Credit Suisse Group AG, once one of the stalwarts of the global financial system, is no more.

After tense talks over the weekend, UBS Group AG agreed to buy Credit Suisse in an all-share deal for about $3.25 billion, less than the market value of troubled US lender First Republic Bank. The government-brokered sale marks the Swiss bank’s final fall from grace, succumbing to a crisis of confidence that threatened to spread to global financial markets.

For 166 years, Credit Suisse helped position Switzerland as a linchpin of international finance and went toe-to-toe with Wall Street titans before a steady drumbeat of scandals, legal issues and management upheaval undermined investor confidence. While the decay was years in the making, the end came quickly.

In the aftermath of the collapse of Silicon Valley Bank last weekend, long-suffering Credit Suisse quickly became a focal point of concern. After top shareholder Saudi National Bank told Bloomberg Television on Wednesday that it would “absolutely not" invest more in the lender, a rout was on.


A $54 billion financing backstop from the Swiss central bank — sealed in the dead of night on Thursday to calm jitters — failed to become the lifeline Credit Suisse had hoped. With the country’s banking sector at risk, Swiss authorities stepped in to push UBS to become a reluctant white knight.


The Swiss government “regrets that CS wasn’t able to master its own difficulties — that would have been the best solution," Finance Minister Karin Keller-Sutter said at a press conference in Bern on Sunday. “Unfortunately, the loss of confidence from the markets and customers was no longer able to be halted."

Designated as one of the world’s 30 systemically important banks, Credit Suisse is the biggest casualty of the financial turmoil triggered by central banks as they tighten monetary policy to rein in inflation.
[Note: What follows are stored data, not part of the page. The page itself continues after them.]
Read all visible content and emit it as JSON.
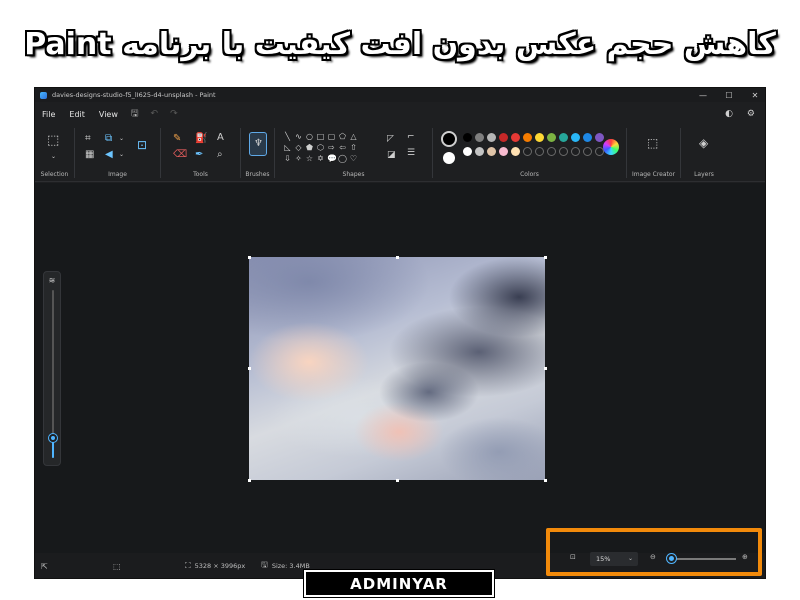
{
  "banner": {
    "title": "کاهش حجم عکس بدون افت کیفیت با برنامه Paint"
  },
  "window": {
    "title": "davies-designs-studio-f5_lI625-d4-unsplash - Paint",
    "controls": {
      "minimize": "—",
      "maximize": "☐",
      "close": "✕"
    }
  },
  "menu": {
    "items": [
      "File",
      "Edit",
      "View"
    ],
    "save_icon": "save-icon",
    "undo_icon": "undo-icon",
    "redo_icon": "redo-icon"
  },
  "ribbon": {
    "groups": {
      "selection": "Selection",
      "image": "Image",
      "tools": "Tools",
      "brushes": "Brushes",
      "shapes": "Shapes",
      "colors": "Colors",
      "image_creator": "Image Creator",
      "layers": "Layers"
    },
    "primary_color": "#000000",
    "secondary_color": "#ffffff",
    "palette": [
      "#000000",
      "#7f7f7f",
      "#b5b5b5",
      "#c62828",
      "#e53935",
      "#f57c00",
      "#fdd835",
      "#7cb342",
      "#26a69a",
      "#29b6f6",
      "#1e88e5",
      "#7e57c2"
    ],
    "palette_row2": [
      "#ffffff",
      "#c3c3c3",
      "#e0c4a8",
      "#f8bbd0",
      "#ffe0b2"
    ]
  },
  "canvas": {
    "background": "#17191b"
  },
  "status": {
    "dimensions": "5328 × 3996px",
    "size": "Size: 3.4MB",
    "zoom": "15%",
    "zoom_level": 0.05,
    "vertical_zoom_level": 0.12
  },
  "watermark": "ADMINYAR",
  "highlight_color": "#f28a0b"
}
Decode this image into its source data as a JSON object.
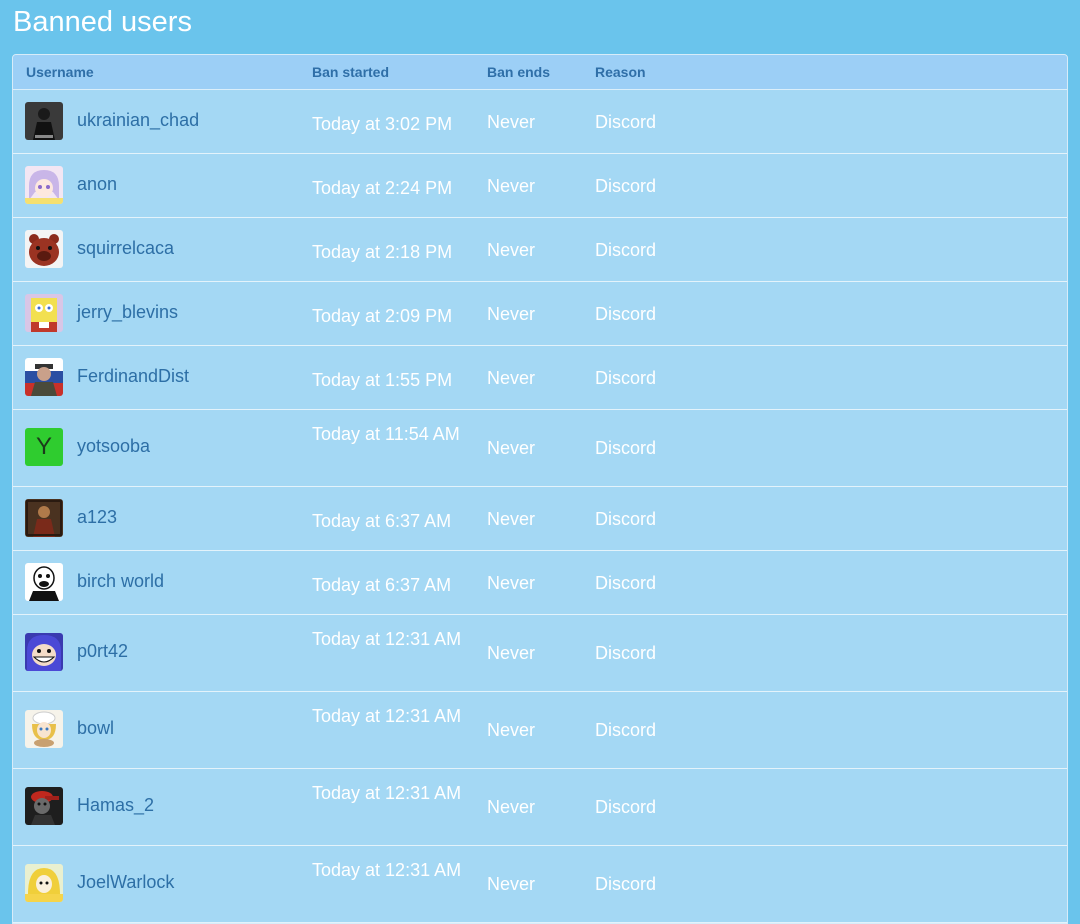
{
  "page": {
    "title": "Banned users"
  },
  "table": {
    "headers": {
      "username": "Username",
      "ban_started": "Ban started",
      "ban_ends": "Ban ends",
      "reason": "Reason"
    },
    "rows": [
      {
        "username": "ukrainian_chad",
        "ban_started": "Today at 3:02 PM",
        "ban_ends": "Never",
        "reason": "Discord",
        "avatar": "dark-figure-avatar"
      },
      {
        "username": "anon",
        "ban_started": "Today at 2:24 PM",
        "ban_ends": "Never",
        "reason": "Discord",
        "avatar": "anime-girl-avatar"
      },
      {
        "username": "squirrelcaca",
        "ban_started": "Today at 2:18 PM",
        "ban_ends": "Never",
        "reason": "Discord",
        "avatar": "red-bear-avatar"
      },
      {
        "username": "jerry_blevins",
        "ban_started": "Today at 2:09 PM",
        "ban_ends": "Never",
        "reason": "Discord",
        "avatar": "cartoon-sponge-avatar"
      },
      {
        "username": "FerdinandDist",
        "ban_started": "Today at 1:55 PM",
        "ban_ends": "Never",
        "reason": "Discord",
        "avatar": "soldier-flag-avatar"
      },
      {
        "username": "yotsooba",
        "ban_started": "Today at 11:54 AM",
        "ban_ends": "Never",
        "reason": "Discord",
        "avatar": "letter-avatar",
        "avatar_letter": "Y"
      },
      {
        "username": "a123",
        "ban_started": "Today at 6:37 AM",
        "ban_ends": "Never",
        "reason": "Discord",
        "avatar": "painting-avatar"
      },
      {
        "username": "birch world",
        "ban_started": "Today at 6:37 AM",
        "ban_ends": "Never",
        "reason": "Discord",
        "avatar": "wojak-avatar"
      },
      {
        "username": "p0rt42",
        "ban_started": "Today at 12:31 AM",
        "ban_ends": "Never",
        "reason": "Discord",
        "avatar": "troll-face-avatar"
      },
      {
        "username": "bowl",
        "ban_started": "Today at 12:31 AM",
        "ban_ends": "Never",
        "reason": "Discord",
        "avatar": "chef-girl-avatar"
      },
      {
        "username": "Hamas_2",
        "ban_started": "Today at 12:31 AM",
        "ban_ends": "Never",
        "reason": "Discord",
        "avatar": "red-cap-avatar"
      },
      {
        "username": "JoelWarlock",
        "ban_started": "Today at 12:31 AM",
        "ban_ends": "Never",
        "reason": "Discord",
        "avatar": "yellow-hood-avatar"
      }
    ]
  },
  "colors": {
    "background": "#6ac4ec",
    "table_row": "#a4d8f4",
    "header_row": "#9ccff6",
    "header_text": "#2f6fa8",
    "username_link": "#2d6fa6",
    "cell_text": "#ffffff",
    "letter_avatar": "#2fcc2f"
  }
}
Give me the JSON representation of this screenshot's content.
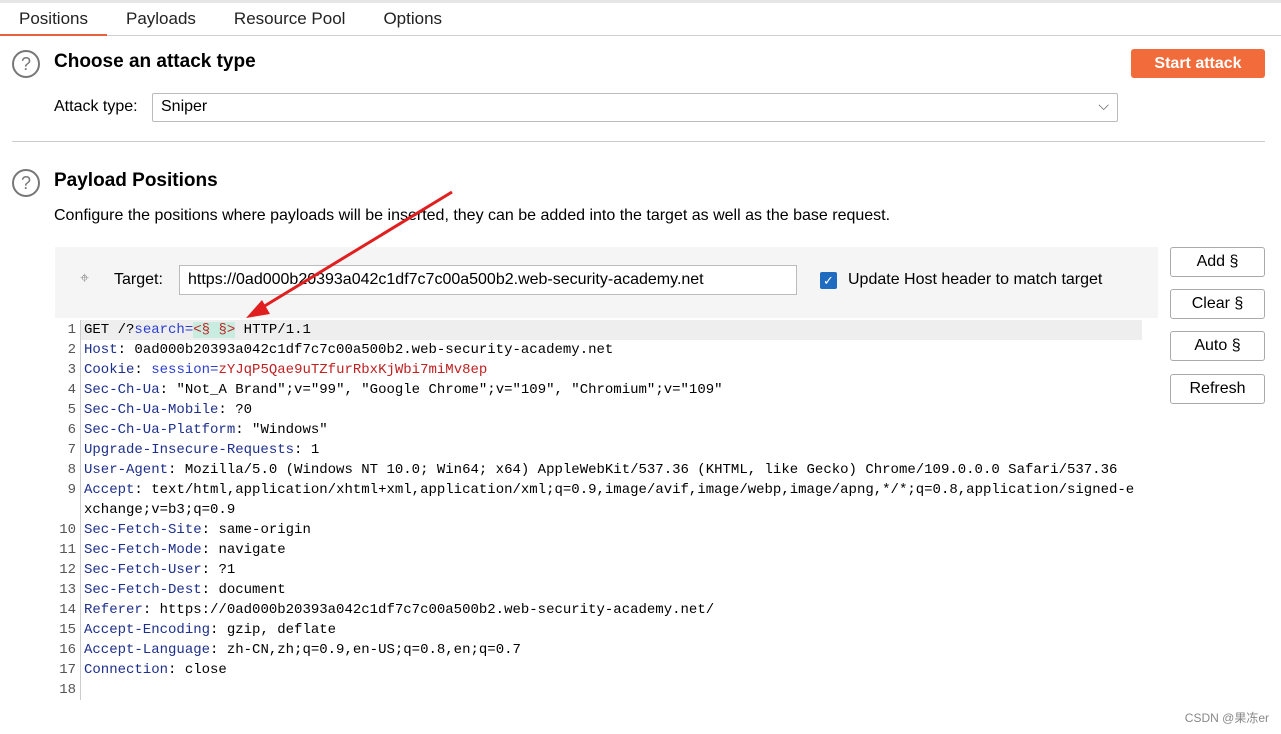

While concerns about further contagion are sure to persist, the sale to UBS avoids a disorderly collapse.


Before the global financial crisis — which Credit Suisse survived without a bailout, unlike many of its peers — the Swiss lender had more than $1 trillion in assets, but after years of decay, they’ve dwindled to about $580 billion, roughly half of UBS’s.

“Let us be clear, as far as Credit Suisse is concerned, this is an emergency rescue," said UBS Chairman Colm Kelleher, who will remain in the role after the transaction.

For Switzerland, the blow could be significant. Home to 243 banking groups and 24 branches of foreign banks, the country’s stability and wealth is largely reliant on the finance industry. The combined assets of UBS and Credit Suisse are roughly double the size of Switzerland’s gross domestic product, and Sunday newspapers from tabloids to broadsheets were filled with stories about the looming demise of a national icon.


Even as market anxiety intensified, Credit Suisse insiders acted as if they could still control the situation. Although the mood was somber, managers organized town hall meetings to quell employee fears and investment advisers fielded calls from clients to discuss liquidity concerns, according to people with knowledge of the discussions.


But in its hometown of Zurich, doubts and frustration were growing. Outside its headquarters on the stately Paradeplatz, someone scrawled: “The next bank to go bye bye?" That question was later replaced by expressions of anger and disgust as reality gradually set in.